VPC.
Every AWS workload, with vanishingly few exceptions, lives in a VPC. The model: pick a CIDR, carve it into subnets across AZs, decide which subnets get internet, attach the right route tables, and remember that security groups are stateful but NACLs are not. Most teams set this up once, mis-tag a subnet, and stop thinking about it. The cost mistakes hide in egress and NAT.
1 · What a VPC actually is (and isn't)
The mental model that survives every conversation: a VPC is software-defined networking layered on top of EC2's physical substrate. There is no rack switch you can see. Your 10.0.10.5 instance and the one next door at 10.0.10.6 may live on hypervisors in different rows of a different building from each other. The fact that they appear to share an L2 broadcast domain is a polite fiction maintained by a system AWS engineers have variously called the Mapping Service or, more recently, Blackfoot.
Every packet your instance emits is encapsulated by the hypervisor (or, on Nitro, by the Nitro card sitting on the PCIe bus) and tunnelled to its destination's physical host. James Hamilton and Werner Vogels have walked through versions of this in re:Invent keynotes — the substrate translates the virtual destination IP into a physical underlay address by querying the mapping service, rewrites the headers, and forwards. The virtual network you see (subnets, route tables, SGs) is a set of policies the Mapping Service enforces by deciding which encapsulated packets it'll deliver and which it'll drop. There are no virtual cables.

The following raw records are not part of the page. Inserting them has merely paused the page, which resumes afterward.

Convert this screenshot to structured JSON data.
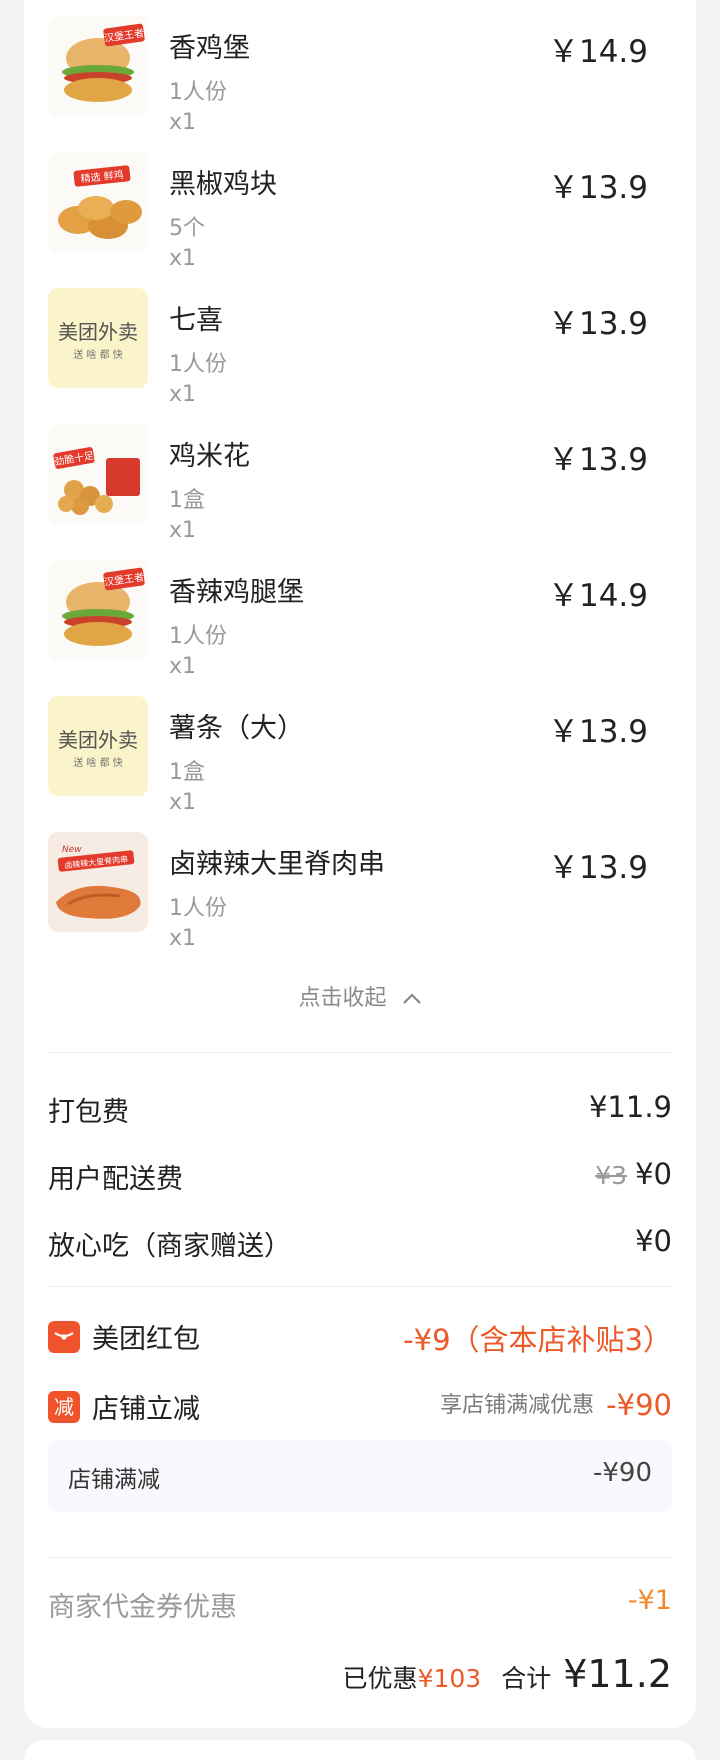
{
  "items": [
    {
      "name": "香鸡堡",
      "spec": "1人份",
      "qty": "x1",
      "price": "￥14.9",
      "thumb": "burger-1"
    },
    {
      "name": "黑椒鸡块",
      "spec": "5个",
      "qty": "x1",
      "price": "￥13.9",
      "thumb": "nuggets"
    },
    {
      "name": "七喜",
      "spec": "1人份",
      "qty": "x1",
      "price": "￥13.9",
      "thumb": "meituan-placeholder"
    },
    {
      "name": "鸡米花",
      "spec": "1盒",
      "qty": "x1",
      "price": "￥13.9",
      "thumb": "popcorn-chicken"
    },
    {
      "name": "香辣鸡腿堡",
      "spec": "1人份",
      "qty": "x1",
      "price": "￥14.9",
      "thumb": "burger-2"
    },
    {
      "name": "薯条（大）",
      "spec": "1盒",
      "qty": "x1",
      "price": "￥13.9",
      "thumb": "meituan-placeholder"
    },
    {
      "name": "卤辣辣大里脊肉串",
      "spec": "1人份",
      "qty": "x1",
      "price": "￥13.9",
      "thumb": "skewer"
    }
  ],
  "thumb_text": {
    "burger_badge": "汉堡王者",
    "nuggets_badge": "精选 鲜鸡",
    "popcorn_badge": "劲脆十足",
    "skewer_badge_new": "New",
    "skewer_badge": "卤辣辣大里脊肉串",
    "meituan_title": "美团外卖",
    "meituan_sub": "送 啥 都 快"
  },
  "collapse_label": "点击收起",
  "fees": {
    "packing_label": "打包费",
    "packing_value": "¥11.9",
    "delivery_label": "用户配送费",
    "delivery_original": "¥3",
    "delivery_value": "¥0",
    "safe_label": "放心吃（商家赠送）",
    "safe_value": "¥0"
  },
  "discounts": {
    "redpacket_label": "美团红包",
    "redpacket_value": "-¥9（含本店补贴3）",
    "shop_icon": "减",
    "shop_label": "店铺立减",
    "shop_hint": "享店铺满减优惠",
    "shop_value": "-¥90",
    "sub_label": "店铺满减",
    "sub_value": "-¥90"
  },
  "voucher": {
    "label": "商家代金券优惠",
    "value": "-¥1"
  },
  "summary": {
    "saved_label": "已优惠",
    "saved_value": "¥103",
    "total_label": "合计",
    "total_value": "¥11.2"
  },
  "colors": {
    "accent": "#ec5a2a",
    "badge": "#f0522b",
    "voucher": "#f08a2a"
  }
}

What a VPC isn't: a real network in the way an on-prem network is real. There is no STP, no broadcast (ARP is intercepted and answered by the substrate), no multicast (you have to opt in to Transit Gateway Multicast). MTU is fixed at 9001 inside the VPC and clamps to 1500 over IGW. You can't run a custom switch protocol. You can't span an L2 across regions. Treating a VPC like a colo network — assuming ARP, multicast, or promiscuous mode work — is the most common source of "why doesn't this clustered software work on EC2?" puzzlement.
| VPC is good for | VPC is bad for |
|---|---|
| Isolating workloads per environment / team / customer | L2 protocols (STP, GLBP, VRRP — none of them work) |
| Hub-and-spoke topology via Transit Gateway, with one VPN/DX into the hub | Multicast or broadcast applications (use TGW multicast or rewrite) |
| Exposing a single service across accounts via PrivateLink without full peering | "Just lift-and-shift the colo network as-is" — addresses, MTU, and STP assumptions don't survive |
| Private connections to AWS services via Gateway/Interface endpoints (no NAT, no internet) | Per-instance public IPs at scale (use NAT or a NAT-equivalent — public IPv4 now bills hourly per address) |
| Per-ENI security groups referenced by ID (target groups change membership without rewriting rules) | Cross-VPC mesh at large scale (peering is non-transitive; TGW costs scale linearly) |
2 · How a packet actually moves — the public sketch
AWS doesn't fully publish the substrate, but several re:Invent talks (Hamilton's classic Tuesday Night Live sessions, Becky Weiss on Nitro, the AWS Hyperplane talks) give enough to draw the shape. A single packet from an internet client to an EC2 instance in a private subnet behind an ALB looks like this:
Three useful consequences fall out. First, every "device" in the diagram is software; IGWs, NATs, route tables, and SGs are policy bits the Mapping Service consults. Moving an EIP to a different instance is a 200-ms control-plane update, not a wiring change. Second, throughput is bounded by hypervisor encap — Nitro's offload card pushes this off the host CPU, which is why current generation instances hit 100+ Gbps. Third, SGs evaluate at the hypervisor, not on the wire — so SG changes apply instantly to all flows, even existing ones.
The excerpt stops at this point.